À mi-parcours, je découvre à gauche la maison des Jardies, où vécut et mourut Léon Gambetta. Superbe maison blanche, à l’aspect sobre et retenu, comme il sied à l’image du grand homme. En face, quelques pas plus bas s’ouvre un chemin fermé par un portillon. Au milieu de bambous et de rosiers, nous descendons vers un plan d’eau, avant d’aboutir à l’aire de jeux…
Il est encore tôt, les autres nounous veillent au sommeil de leurs nourrissons, et le jardin s’offre tout à nous. Mathis profite à loisir du toboggan et des installations ludiques. Mais il est encore petit et se lasse un tantinet. Pour faire diversion, je l’emmène jusqu’au plan d’eau en contrebas.
Tout à coup, nous sortons du monde réel. L’endroit est idyllique. Il règne ici un calme inouï, alors que la ville n’est qu’à deux pas derrière le mur. Mais cette roselière aménagée par un paysagiste inspiré me ravit. Nous sommes entrés dans une dimension féerique, baignant dans la magie de l’automne …

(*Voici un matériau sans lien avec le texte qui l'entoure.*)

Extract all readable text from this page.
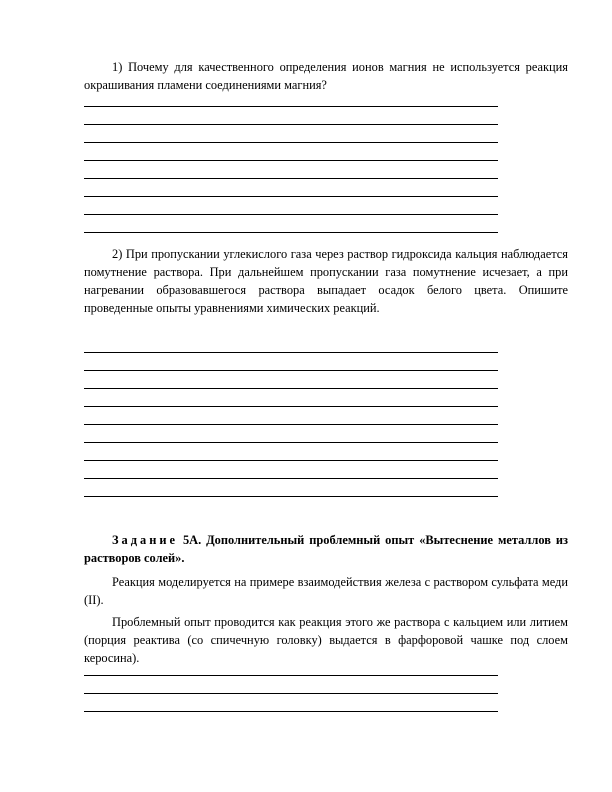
1) Почему для качественного определения ионов магния не используется реакция окрашивания пламени соединениями магния?

2) При пропускании углекислого газа через раствор гидроксида кальция наблюдается помутнение раствора. При дальнейшем пропускании газа помутнение исчезает, а при нагревании образовавшегося раствора выпадает осадок белого цвета. Опишите проведенные опыты уравнениями химических реакций.

Задание 5А. Дополнительный проблемный опыт «Вытеснение металлов из растворов солей».

Реакция моделируется на примере взаимодействия железа с раствором сульфата меди (II).

Проблемный опыт проводится как реакция этого же раствора с кальцием или литием (порция реактива (со спичечную головку) выдается в фарфоровой чашке под слоем керосина).
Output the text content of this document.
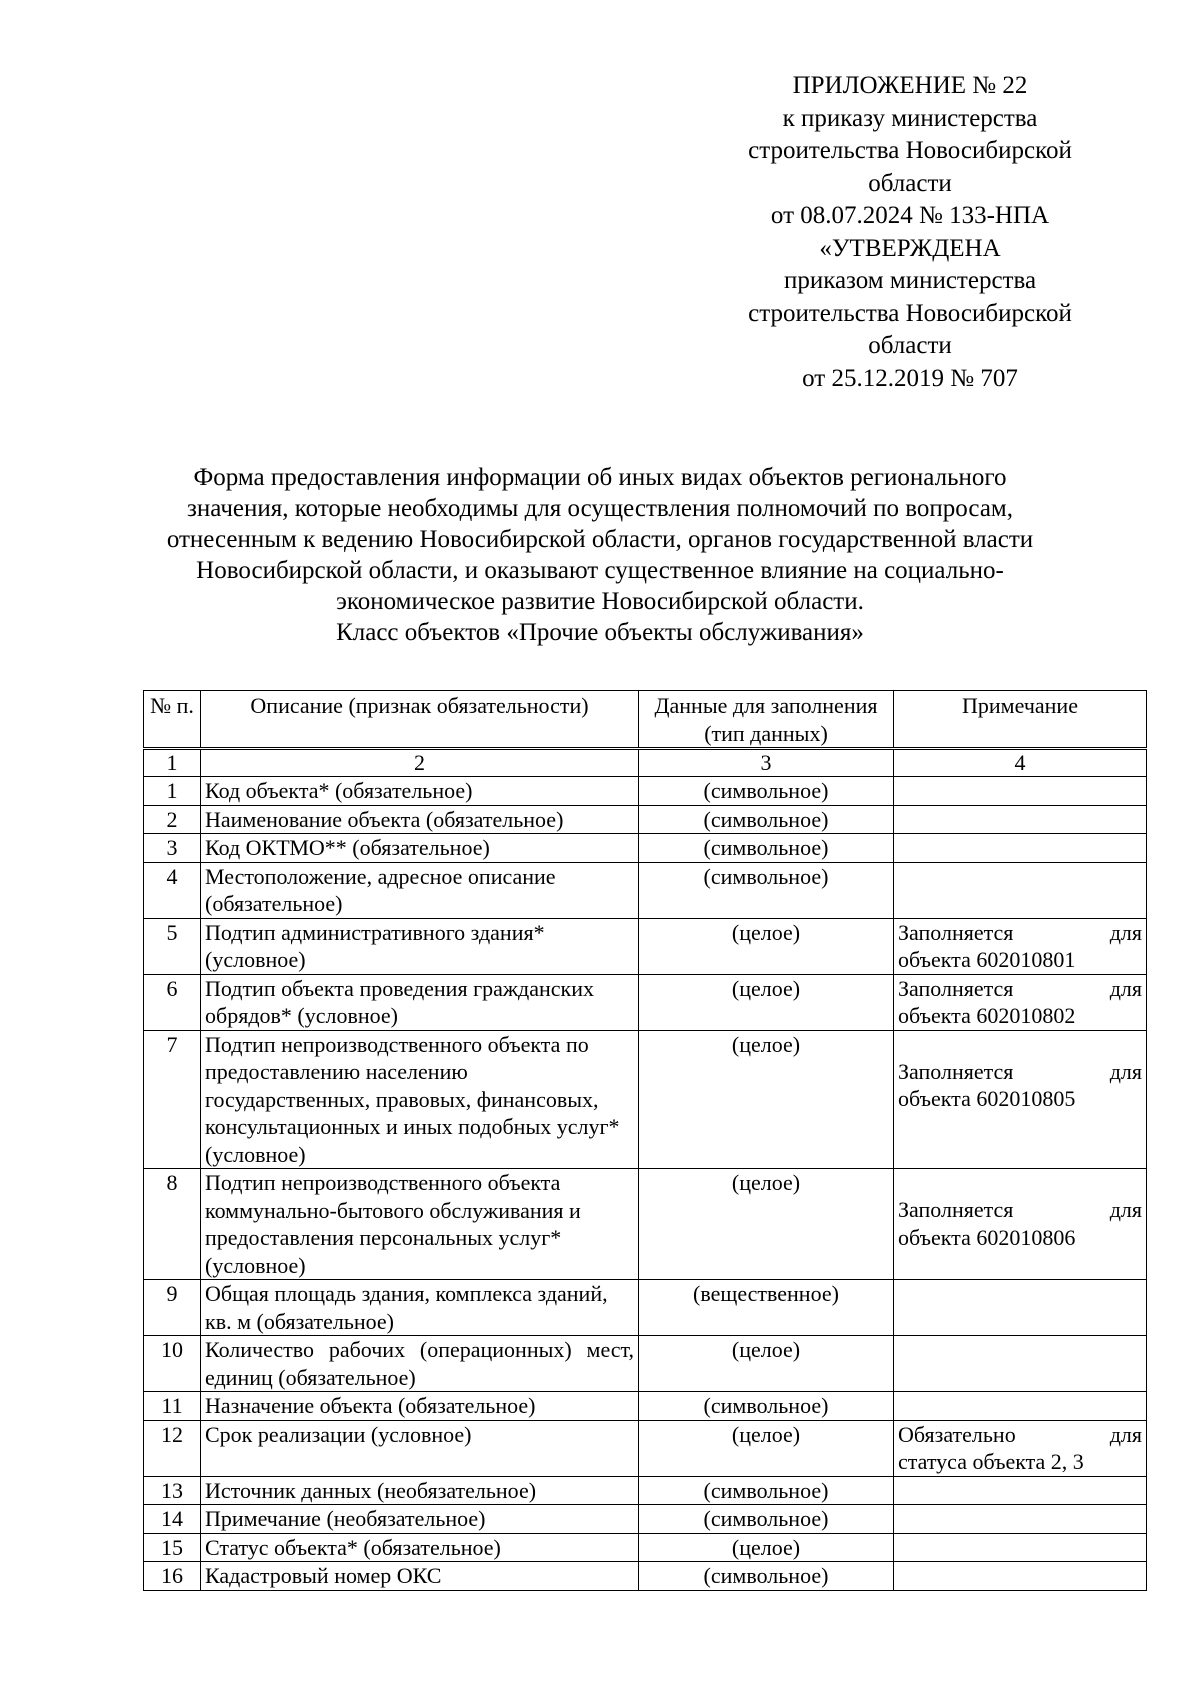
ПРИЛОЖЕНИЕ № 22
к приказу министерства
строительства Новосибирской
области
от 08.07.2024 № 133-НПА
«УТВЕРЖДЕНА
приказом министерства
строительства Новосибирской
области
от 25.12.2019 № 707
Форма предоставления информации об иных видах объектов регионального
значения, которые необходимы для осуществления полномочий по вопросам,
отнесенным к ведению Новосибирской области, органов государственной власти
Новосибирской области, и оказывают существенное влияние на социально-
экономическое развитие Новосибирской области.
Класс объектов «Прочие объекты обслуживания»
№ п.	Описание (признак обязательности)	Данные для заполнения (тип данных)	Примечание
1	2	3	4
1	Код объекта* (обязательное)	(символьное)	
2	Наименование объекта (обязательное)	(символьное)	
3	Код ОКТМО** (обязательное)	(символьное)	
4	Местоположение, адресное описание (обязательное)	(символьное)	
5	Подтип административного здания* (условное)	(целое)	Заполняется для
объекта 602010801

6	Подтип объекта проведения гражданских обрядов* (условное)	(целое)	Заполняется для
объекта 602010802

7	Подтип непроизводственного объекта по предоставлению населению государственных, правовых, финансовых, консультационных и иных подобных услуг* (условное)	(целое)	Заполняется для
объекта 602010805

8	Подтип непроизводственного объекта коммунально-бытового обслуживания и предоставления персональных услуг* (условное)	(целое)	Заполняется для
объекта 602010806

9	Общая площадь здания, комплекса зданий, кв. м (обязательное)	(вещественное)	
10	Количество рабочих (операционных) мест, единиц (обязательное)	(целое)	
11	Назначение объекта (обязательное)	(символьное)	
12	Срок реализации (условное)	(целое)	Обязательно для
статуса объекта 2, 3

13	Источник данных (необязательное)	(символьное)	
14	Примечание (необязательное)	(символьное)	
15	Статус объекта* (обязательное)	(целое)	
16	Кадастровый номер ОКС	(символьное)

Au détour d’un bosquet de roseaux, je réalise que nous ne sommes pas seuls. Au bout de la rivière aménagée, dans cet îlot de nature reconstituée, l’hôte du jardin nous regarde venir à lui.

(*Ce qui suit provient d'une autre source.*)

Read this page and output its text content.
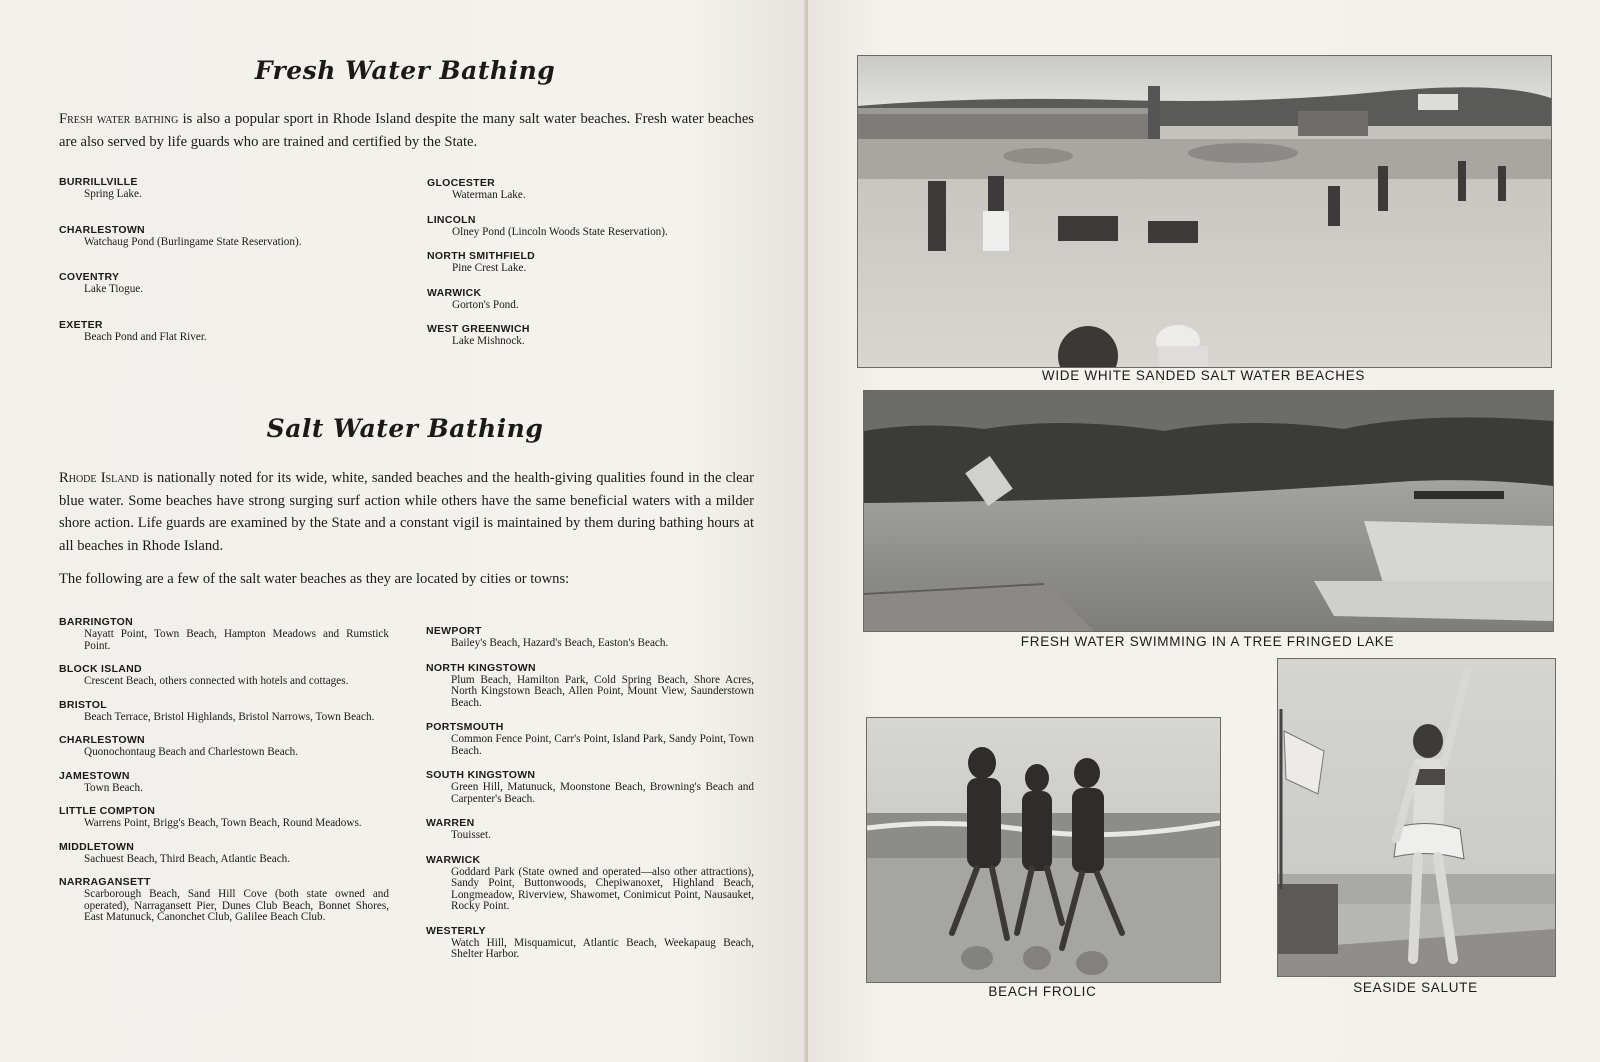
Fresh Water Bathing

Fresh water bathing is also a popular sport in Rhode Island despite the many salt water beaches. Fresh water beaches are also served by life guards who are trained and certified by the State.

BURRILLVILLE
Spring Lake.
CHARLESTOWN
Watchaug Pond (Burlingame State Reservation).
COVENTRY
Lake Tiogue.
EXETER
Beach Pond and Flat River.
GLOCESTER
Waterman Lake.
LINCOLN
Olney Pond (Lincoln Woods State Reservation).
NORTH SMITHFIELD
Pine Crest Lake.
WARWICK
Gorton's Pond.
WEST GREENWICH
Lake Mishnock.
Salt Water Bathing

Rhode Island is nationally noted for its wide, white, sanded beaches and the health-giving qualities found in the clear blue water. Some beaches have strong surging surf action while others have the same beneficial waters with a milder shore action. Life guards are examined by the State and a constant vigil is maintained by them during bathing hours at all beaches in Rhode Island.

The following are a few of the salt water beaches as they are located by cities or towns:

BARRINGTON
Nayatt Point, Town Beach, Hampton Meadows and Rumstick Point.
BLOCK ISLAND
Crescent Beach, others connected with hotels and cottages.
BRISTOL
Beach Terrace, Bristol Highlands, Bristol Narrows, Town Beach.
CHARLESTOWN
Quonochontaug Beach and Charlestown Beach.
JAMESTOWN
Town Beach.
LITTLE COMPTON
Warrens Point, Brigg's Beach, Town Beach, Round Meadows.
MIDDLETOWN
Sachuest Beach, Third Beach, Atlantic Beach.
NARRAGANSETT
Scarborough Beach, Sand Hill Cove (both state owned and operated), Narragansett Pier, Dunes Club Beach, Bonnet Shores, East Matunuck, Canonchet Club, Galilee Beach Club.
NEWPORT
Bailey's Beach, Hazard's Beach, Easton's Beach.
NORTH KINGSTOWN
Plum Beach, Hamilton Park, Cold Spring Beach, Shore Acres, North Kingstown Beach, Allen Point, Mount View, Saunderstown Beach.
PORTSMOUTH
Common Fence Point, Carr's Point, Island Park, Sandy Point, Town Beach.
SOUTH KINGSTOWN
Green Hill, Matunuck, Moonstone Beach, Browning's Beach and Carpenter's Beach.
WARREN
Touisset.
WARWICK
Goddard Park (State owned and operated—also other attractions), Sandy Point, Buttonwoods, Chepiwanoxet, Highland Beach, Longmeadow, Riverview, Shawomet, Conimicut Point, Nausauket, Rocky Point.
WESTERLY
Watch Hill, Misquamicut, Atlantic Beach, Weekapaug Beach, Shelter Harbor.
WIDE WHITE SANDED SALT WATER BEACHES
FRESH WATER SWIMMING IN A TREE FRINGED LAKE
BEACH FROLIC	SEASIDE SALUTE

Mathis est toujours assis dans sa poussette, et semble pour le moment indifférent. Il n’a pas repéré l’échassier qui nous observe avec une attention inquiète. Aussi surprise que lui sans doute par cette apparition, je m’efforce de ne plus bouger, essayant d’attirer discrètement son attention par des gestes lents et discrets. Au bout d’un moment, comme le héron ne bouge pas, je reprends notre progression le long de l’allée. Notre hôte se tient toujours immobile, et cette fois, Mathis l’a bien repéré sous les frondaisons du saule.

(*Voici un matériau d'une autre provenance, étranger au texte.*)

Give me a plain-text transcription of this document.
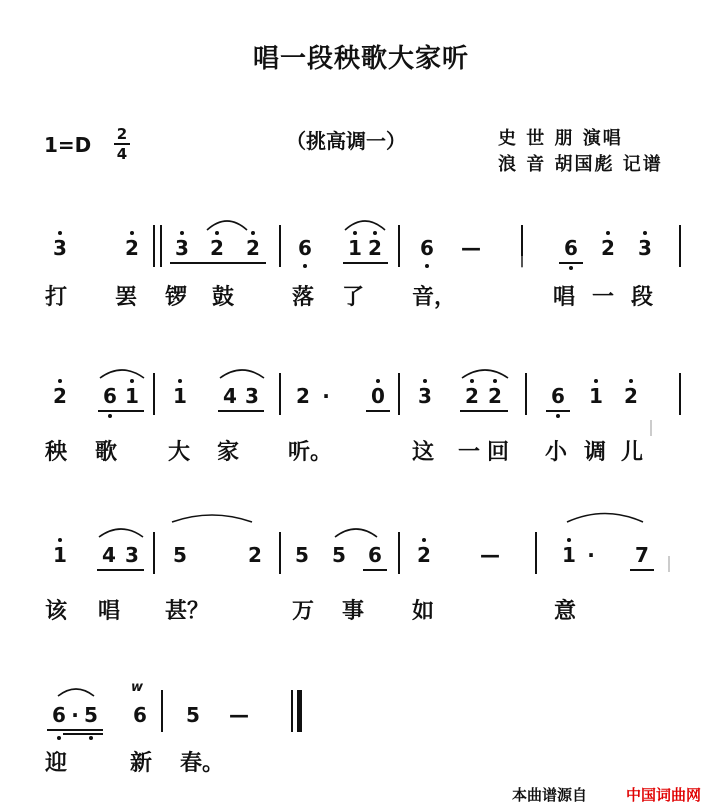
唱一段秧歌大家听
1=D 2
4
（挑高调一）	史 世 朋 演唱
浪 音 胡国彪 记谱
3	2 3 2 2 6 1 2 6 —	6 2 3
2 6 1 1 4 3 2 ·	0 3 2 2 6 1 2
1 4 3 5	2 5 5 6 2 —	1 ·	7
6 · 5 6 5 —
w
打 罢 锣 鼓	落 了 音，	唱 一 段
秧 歌 大 家 听。	这 一 回 小 调 儿
该 唱 甚？	万 事 如	意
迎	新 春。
本曲谱源自	中国词曲网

Un moment d’observation réciproque se prolonge ; Mathis reste très calme, il pointe juste son petit doigt vers notre nouvel ami, en geste d’amitié qui ne semble pas intimider outre mesure l’échassier :
Puis comme à regret, l’oiseau prend à nouveau ses distances. Lentement, il contourne la pelouse et gagne la roselière. Je ne peux accélérer notre avancée, de peur de l’effrayer. Au pied des gigantesques plantes aquatiques, il nous attend encore l’espace d’un instant, comme pour un adieu silencieux.
Puis il disparaît si vite que le temps d’un battement de cils, la barrière végétale s’est refermée sur notre compagnon, comme un charme envolé.
Notre ami a disparu et le charme s’est rompu. Enchantés néanmoins par cette rencontre, nous sommes retournés le lendemain en famille dans ce jardin extraordinaire. La petite foule du week-end a alors envahi l’aire de jeux, les allées le long du plan d’eau accueillent les promeneurs en quête de rêveries aquatiques, des amoureux dans leur bulle. Mais de notre Héron, pas la moindre trace, pas la plus petite rémige volant dans la brise. Notre solitaire s’est évaporé, il nous reste le souvenir d’une rencontre insolite, cadeau dans notre besace à souvenirs.